Another idea is that the fan's center hub (which is large and flat) is causing some turbulence that is lessened by making the fan draw its air form the sides.

 At some point I'd like to make a clear lexan side cover for the box and with the help of some smoke, try to "see" what is happening to the air flow.  For now, I'll just accept the fact that my box seems to like the intake air to come from the sides of the front fan, rather than straight in.

Top Fan
The very top of my case had no assisted way to get rid of the heat that builds up there.  There are a few rows of holes at the top rear of the case that do exhaust some heat, but I wanted a way to scavenge the heat and remove it quickly.  After considering a conventional fan mounted to the rear of the case, I decided to try a blower that I have heard nothing but good things about.  This is a "squirrel cage" 12 volt blower sold by Radio Shack (part # 273-260 - Brushless DC Blower).  There were 3 good reasons for the choice.  The blower intake is at a right angle to the exhaust, which would allow me to scavenge hot air from a inch or so of the case top and direct it out the rear of the case.  It moves quite a bit of air for its size, and it's quiet.  Very quiet..

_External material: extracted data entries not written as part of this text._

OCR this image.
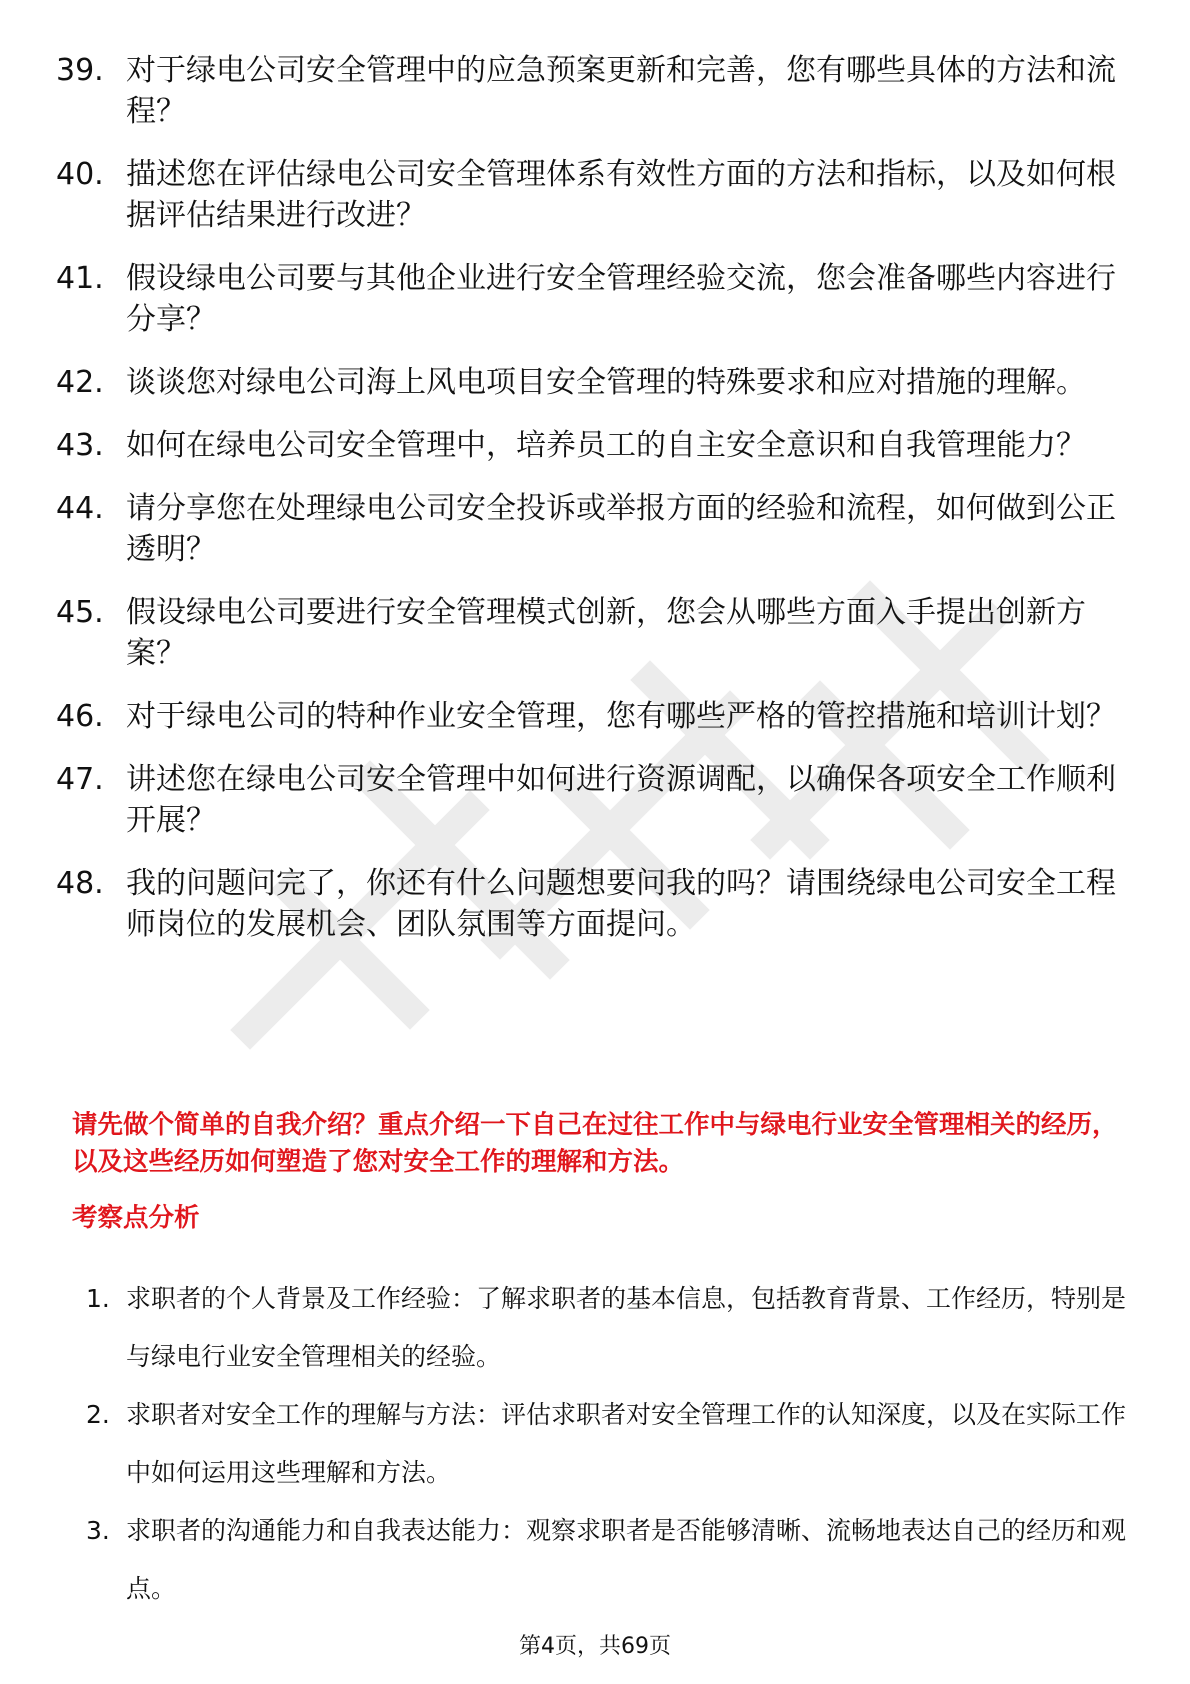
39. 对于绿电公司安全管理中的应急预案更新和完善，您有哪些具体的方法和流程？
40. 描述您在评估绿电公司安全管理体系有效性方面的方法和指标，以及如何根据评估结果进行改进？
41. 假设绿电公司要与其他企业进行安全管理经验交流，您会准备哪些内容进行分享？
42. 谈谈您对绿电公司海上风电项目安全管理的特殊要求和应对措施的理解。
43. 如何在绿电公司安全管理中，培养员工的自主安全意识和自我管理能力？
44. 请分享您在处理绿电公司安全投诉或举报方面的经验和流程，如何做到公正透明？
45. 假设绿电公司要进行安全管理模式创新，您会从哪些方面入手提出创新方案？
46. 对于绿电公司的特种作业安全管理，您有哪些严格的管控措施和培训计划？
47. 讲述您在绿电公司安全管理中如何进行资源调配，以确保各项安全工作顺利开展？
48. 我的问题问完了，你还有什么问题想要问我的吗？请围绕绿电公司安全工程师岗位的发展机会、团队氛围等方面提问。
请先做个简单的自我介绍？重点介绍一下自己在过往工作中与绿电行业安全管理相关的经历，以及这些经历如何塑造了您对安全工作的理解和方法。
考察点分析
1. 求职者的个人背景及工作经验：了解求职者的基本信息，包括教育背景、工作经历，特别是与绿电行业安全管理相关的经验。
2. 求职者对安全工作的理解与方法：评估求职者对安全管理工作的认知深度，以及在实际工作中如何运用这些理解和方法。
3. 求职者的沟通能力和自我表达能力：观察求职者是否能够清晰、流畅地表达自己的经历和观点。
第4页，共69页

As you might expect, the installation of removal of a component or card also changes the air flow in the case.  With a bit of duct tape, some cardboard, and a lot of time, it is possible to "tune" the air flow for each component that is installed or removed from the box.

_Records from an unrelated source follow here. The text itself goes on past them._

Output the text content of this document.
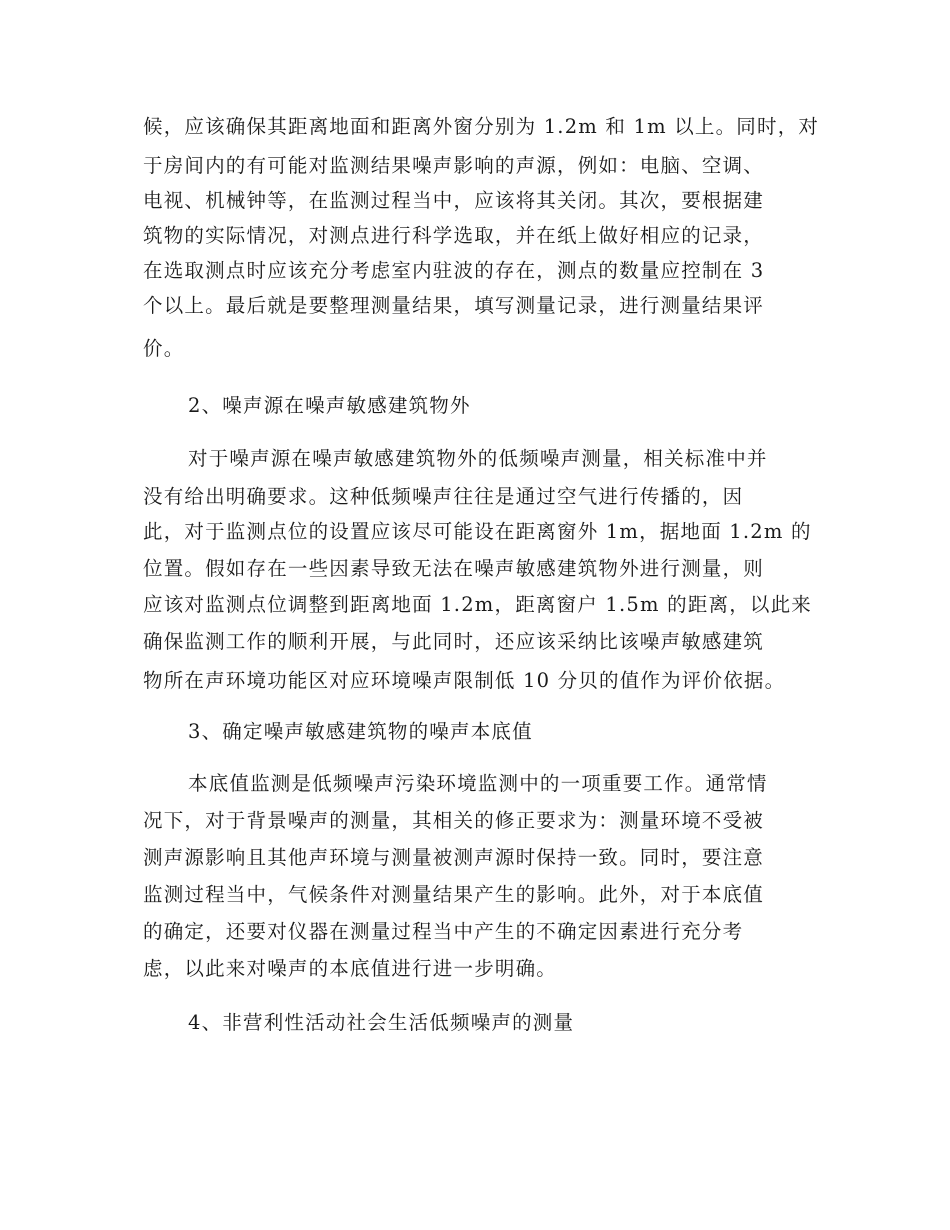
候，应该确保其距离地面和距离外窗分别为 1.2m 和 1m 以上。同时，对
于房间内的有可能对监测结果噪声影响的声源，例如：电脑、空调、
电视、机械钟等，在监测过程当中，应该将其关闭。其次，要根据建
筑物的实际情况，对测点进行科学选取，并在纸上做好相应的记录，
在选取测点时应该充分考虑室内驻波的存在，测点的数量应控制在 3
个以上。最后就是要整理测量结果，填写测量记录，进行测量结果评
价。
2、噪声源在噪声敏感建筑物外
对于噪声源在噪声敏感建筑物外的低频噪声测量，相关标准中并
没有给出明确要求。这种低频噪声往往是通过空气进行传播的，因
此，对于监测点位的设置应该尽可能设在距离窗外 1m，据地面 1.2m 的
位置。假如存在一些因素导致无法在噪声敏感建筑物外进行测量，则
应该对监测点位调整到距离地面 1.2m，距离窗户 1.5m 的距离，以此来
确保监测工作的顺利开展，与此同时，还应该采纳比该噪声敏感建筑
物所在声环境功能区对应环境噪声限制低 10 分贝的值作为评价依据。
3、确定噪声敏感建筑物的噪声本底值
本底值监测是低频噪声污染环境监测中的一项重要工作。通常情
况下，对于背景噪声的测量，其相关的修正要求为：测量环境不受被
测声源影响且其他声环境与测量被测声源时保持一致。同时，要注意
监测过程当中，气候条件对测量结果产生的影响。此外，对于本底值
的确定，还要对仪器在测量过程当中产生的不确定因素进行充分考
虑，以此来对噪声的本底值进行进一步明确。
4、非营利性活动社会生活低频噪声的测量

The table below is the same format as before with the top 4 rows reflecting the setup and temperatures from the bottom 4 rows of the last table and the bottom 4 rows of this table reflecting the changes that adding the drilled front cover and additional exhaust fan made.

Final Thoughts
The addition of the very large heat sink did the most to lower the CPU's temperature.  Switching the flow of the power supply and lower fan proved to be effective in getting rid of some of the case's heat, though it wasn't until the addition of the top fan that I was able to stop the top of the case cover (right above the heat sink) from being warm to the touch while running Quake.  Removing the restriction from the front case fan had a dramatic effect on the amount of air I was able to exchange.

All things considered, the project went pretty well.  I would have preferred not to have had to cut the case and front face plate, but I didn't see a viable alternative.  If I had to do it over again, I would have started with a full tower case.  I believe that the extra air space would have made cooling this system much easier. (Next system!)

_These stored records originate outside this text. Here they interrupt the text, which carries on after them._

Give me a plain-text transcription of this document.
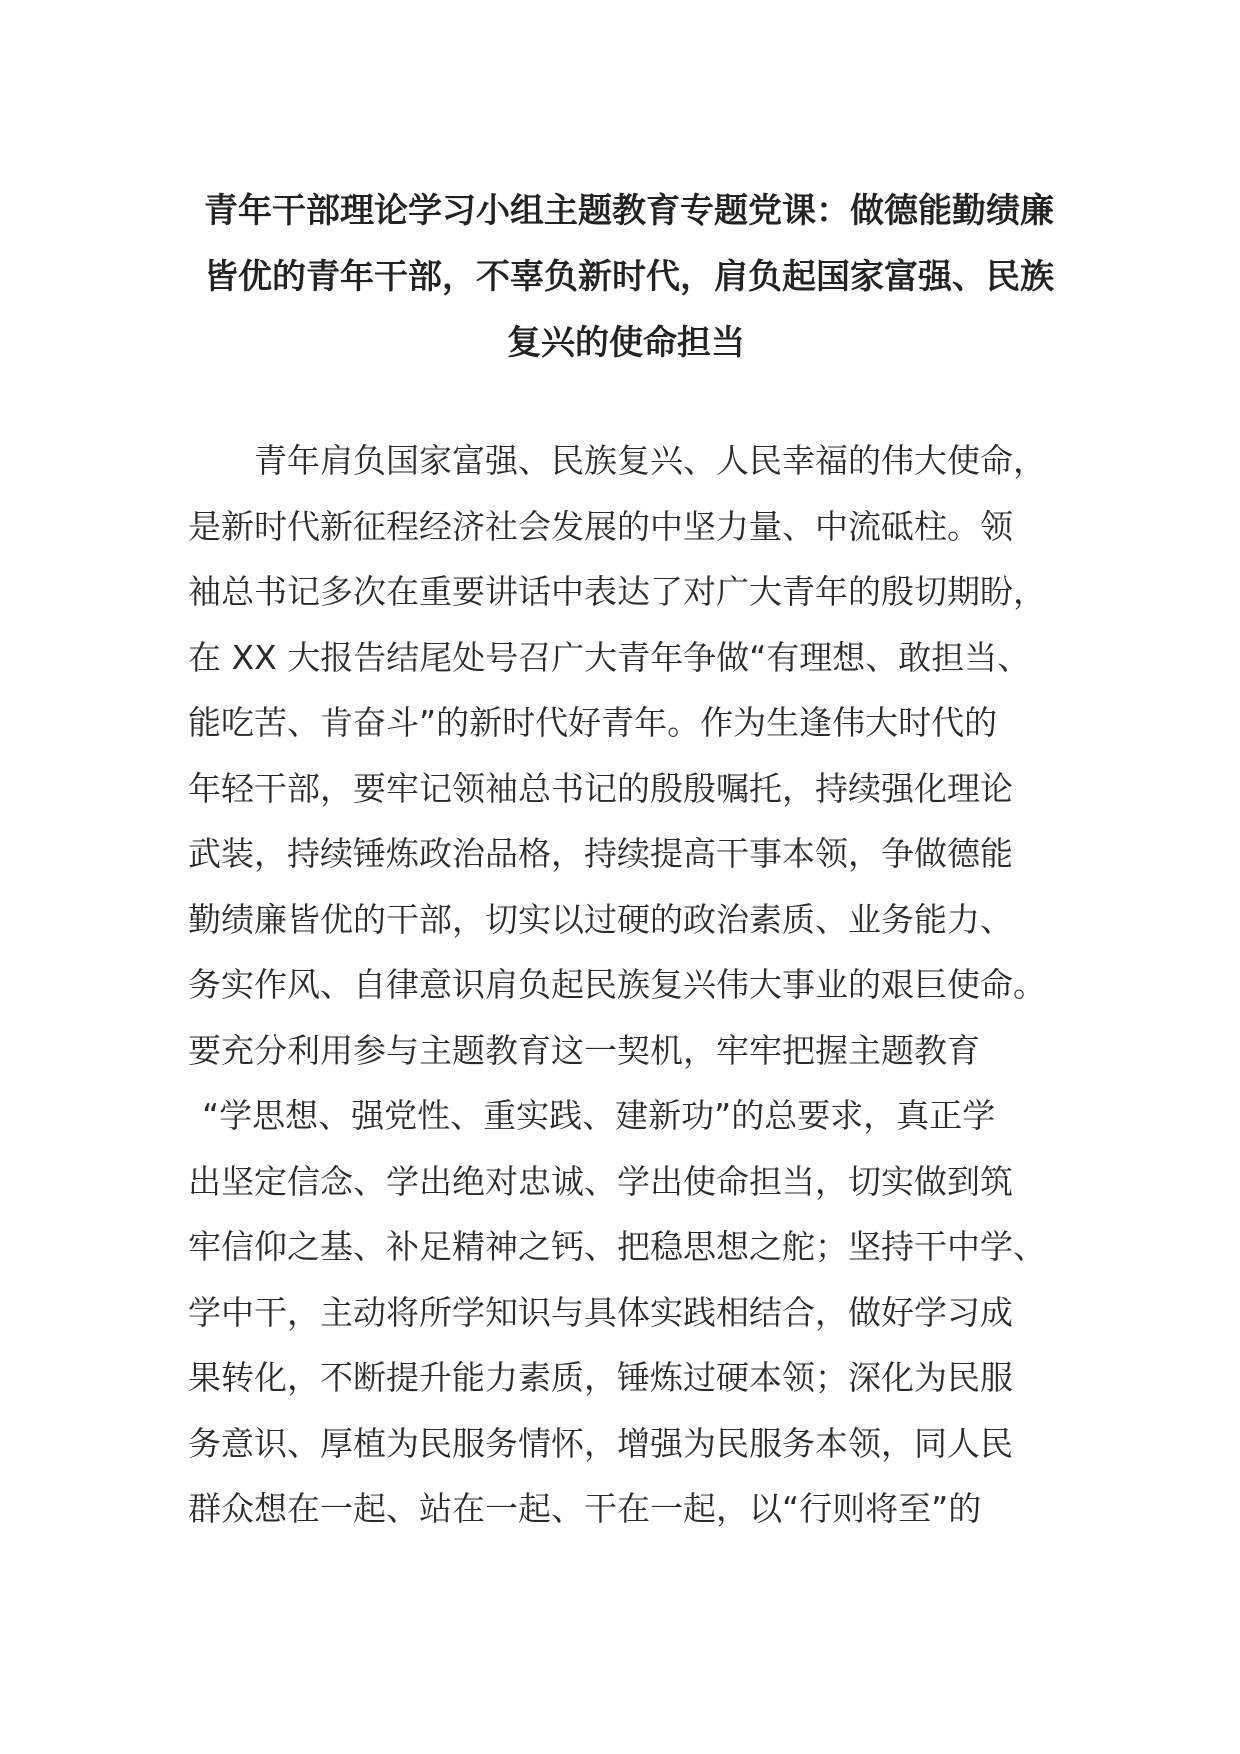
青年干部理论学习小组主题教育专题党课：做德能勤绩廉
皆优的青年干部，不辜负新时代，肩负起国家富强、民族
复兴的使命担当
青年肩负国家富强、民族复兴、人民幸福的伟大使命，
是新时代新征程经济社会发展的中坚力量、中流砥柱。领
袖总书记多次在重要讲话中表达了对广大青年的殷切期盼，
在 XX 大报告结尾处号召广大青年争做“有理想、敢担当、
能吃苦、肯奋斗”的新时代好青年。作为生逢伟大时代的
年轻干部，要牢记领袖总书记的殷殷嘱托，持续强化理论
武装，持续锤炼政治品格，持续提高干事本领，争做德能
勤绩廉皆优的干部，切实以过硬的政治素质、业务能力、
务实作风、自律意识肩负起民族复兴伟大事业的艰巨使命。
要充分利用参与主题教育这一契机，牢牢把握主题教育
“学思想、强党性、重实践、建新功”的总要求，真正学
出坚定信念、学出绝对忠诚、学出使命担当，切实做到筑
牢信仰之基、补足精神之钙、把稳思想之舵；坚持干中学、
学中干，主动将所学知识与具体实践相结合，做好学习成
果转化，不断提升能力素质，锤炼过硬本领；深化为民服
务意识、厚植为民服务情怀，增强为民服务本领，同人民
群众想在一起、站在一起、干在一起，以“行则将至”的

Now that I have reached the point that I have a very large heat sink and am able to exchange the air in the case quickly, I am ready to take the next step.  I'm thinking along the lines of a peltier installed between the processor and heat sink.  It also might be nice to have the peltier temperature controlled, running only when needed, to minimize the condensation problems commonly encountered while running the CPU much colder than the ambient air temperature.

Thanks to Charlie, DanHu, and Steve for their help with answering the multitude of questions I had and continue to have.